The Human Machine -Contrashiva - EP
Record Label: None
Release Date: April 28, 2012
With only three songs in a little over ten minutes, the debut effort from The Human Machine seems to come and go before an impression can be made. Fortunately for them, though, this is also because each song is different from the next, and honestly, there really only needed to be three songs for The Human Machine to sufficiently make their mark and show everyone who they are. With an impressive blend of styles and a showcasing of talent, the EP is able to blend atmospheric post-rock with psychedelic math rock to create something quite unique and interesting.
The first song, "The Golden Calf," begins with a minute of ambient guitars over a muffled World War II radio broadcast, setting the mood for gentle harmonies. The vocals do start off on a bit of a sour note, but the song has a nice mellow groove throughout, displaying soft vocals and smooth transitions through sections in various time signatures. It seems to go by fast since the intro takes up a lot of the song, but it works as a great introductory track to the EP. The best part about that song, and probably the others as well, is the production, especially the guitar tone. For being self-recorded and produced, there is an impressive level of sound quality, displaying a balance of spacey guitar riffs with a tone halfway between clean and distorted that really gives the songs a strong edge. There is also a nice atmospheric tone outlining the instrumental on each track, further deepening the post-rock element.
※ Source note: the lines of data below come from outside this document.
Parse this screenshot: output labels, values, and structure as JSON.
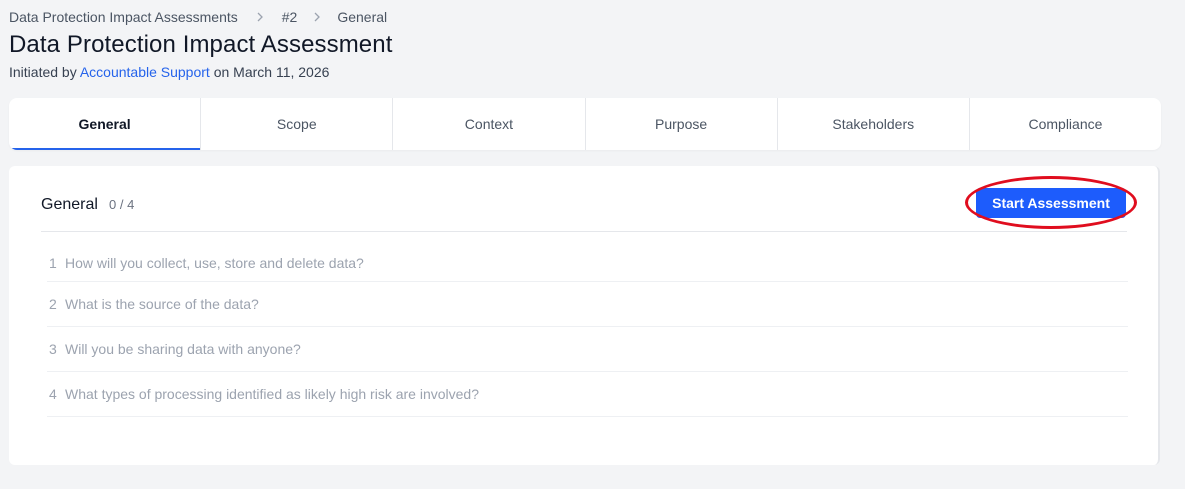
{
  "breadcrumb": {
    "items": [
      "Data Protection Impact Assessments",
      "#2",
      "General"
    ]
  },
  "header": {
    "title": "Data Protection Impact Assessment",
    "subtitle_prefix": "Initiated by ",
    "initiator": "Accountable Support",
    "subtitle_suffix": " on March 11, 2026"
  },
  "tabs": [
    {
      "label": "General",
      "active": true
    },
    {
      "label": "Scope",
      "active": false
    },
    {
      "label": "Context",
      "active": false
    },
    {
      "label": "Purpose",
      "active": false
    },
    {
      "label": "Stakeholders",
      "active": false
    },
    {
      "label": "Compliance",
      "active": false
    }
  ],
  "section": {
    "title": "General",
    "progress": "0 / 4",
    "start_button_label": "Start Assessment",
    "questions": [
      {
        "number": "1",
        "text": "How will you collect, use, store and delete data?"
      },
      {
        "number": "2",
        "text": "What is the source of the data?"
      },
      {
        "number": "3",
        "text": "Will you be sharing data with anyone?"
      },
      {
        "number": "4",
        "text": "What types of processing identified as likely high risk are involved?"
      }
    ]
  },
  "colors": {
    "accent": "#2563eb",
    "button": "#1d5cfc",
    "highlight_ring": "#e00d1e",
    "background": "#f3f4f6"
  },
  "icons": {
    "breadcrumb_separator": "chevron-right-icon"
  }
}
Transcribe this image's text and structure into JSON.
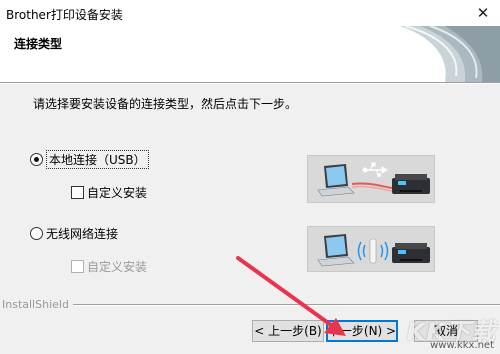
{
  "window": {
    "title": "Brother打印设备安装",
    "close_glyph": "✕"
  },
  "header": {
    "heading": "连接类型"
  },
  "prompt": "请选择要安装设备的连接类型，然后点击下一步。",
  "options": [
    {
      "label": "本地连接（USB）",
      "selected": true,
      "custom_install": {
        "label": "自定义安装",
        "checked": false,
        "enabled": true
      }
    },
    {
      "label": "无线网络连接",
      "selected": false,
      "custom_install": {
        "label": "自定义安装",
        "checked": false,
        "enabled": false
      }
    }
  ],
  "footer": {
    "brand": "InstallShield"
  },
  "buttons": {
    "back": "< 上一步(B)",
    "next": "下一步(N) >",
    "cancel": "取消"
  },
  "watermark": {
    "logo_text": "KK下载",
    "url": "www.kkx.net"
  },
  "colors": {
    "arrow": "#e8344e",
    "focus": "#0078d7",
    "cable": "#e53935"
  }
}
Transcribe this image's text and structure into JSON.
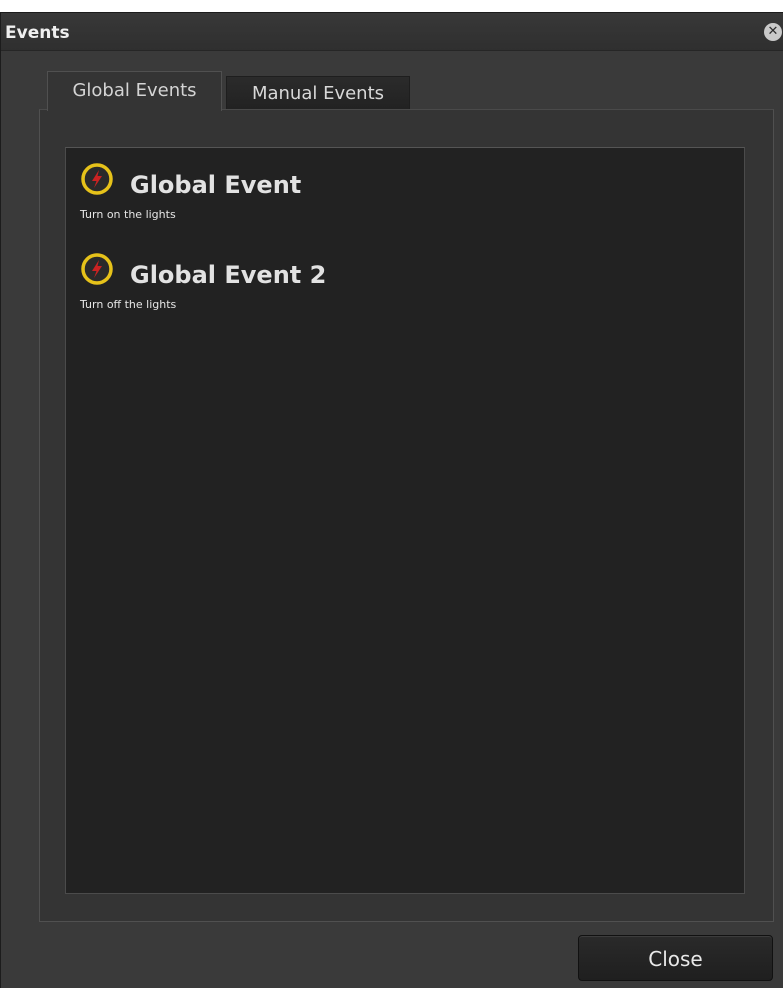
{
  "window": {
    "title": "Events",
    "close_icon": "close-circle-icon"
  },
  "tabs": [
    {
      "label": "Global Events",
      "selected": true
    },
    {
      "label": "Manual Events",
      "selected": false
    }
  ],
  "events": [
    {
      "icon": "lightning-bolt-icon",
      "title": "Global Event",
      "description": "Turn on the lights"
    },
    {
      "icon": "lightning-bolt-icon",
      "title": "Global Event 2",
      "description": "Turn off the lights"
    }
  ],
  "footer": {
    "close_label": "Close"
  },
  "colors": {
    "window_bg": "#3a3a3a",
    "panel_bg": "#222222",
    "icon_ring": "#e6c21a",
    "icon_bolt": "#cc2222"
  }
}
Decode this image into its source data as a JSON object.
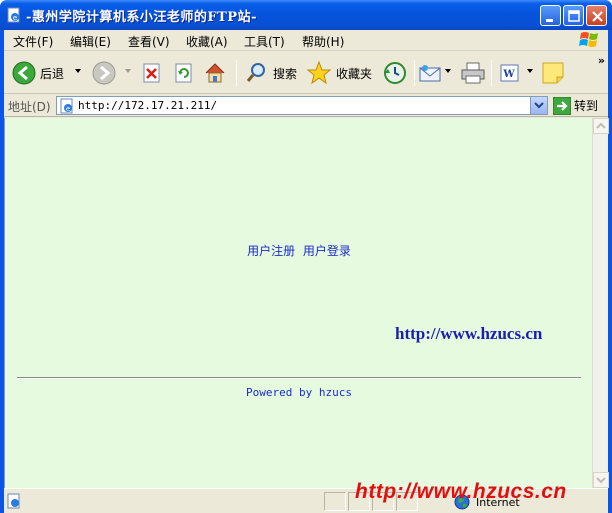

The next song, "Heaven," is more upbeat and, unlike the others, is more psychedelic than post-rock. The song works well as a bridge between the first and last tracks, giving the EP a bit more diversity. The closing track, "White Li(n)es," goes back to what "The Golden Calf" did by shifting the focus more on the ambient instrumental. It starts off with the same mellow style and tone as the first track, but soon picks up and begins to highlight the more energetic math rock sections. The vocals are strong and compliment the impressive instrumental quite well, and as the song begins to slowly fade in energy, the theme of the album is able to come to a subtle ending.
The Human Machine has definitely created a unique work with Contrashiva. It's definitely not your everyday EP. They do a lot to set themselves apart from similar artists. Each song provides numerous different elements that keep things interesting and still stay catchy and fun. While it's not the most wildly creative and exciting album out there, it's definitely a worthwhile listen.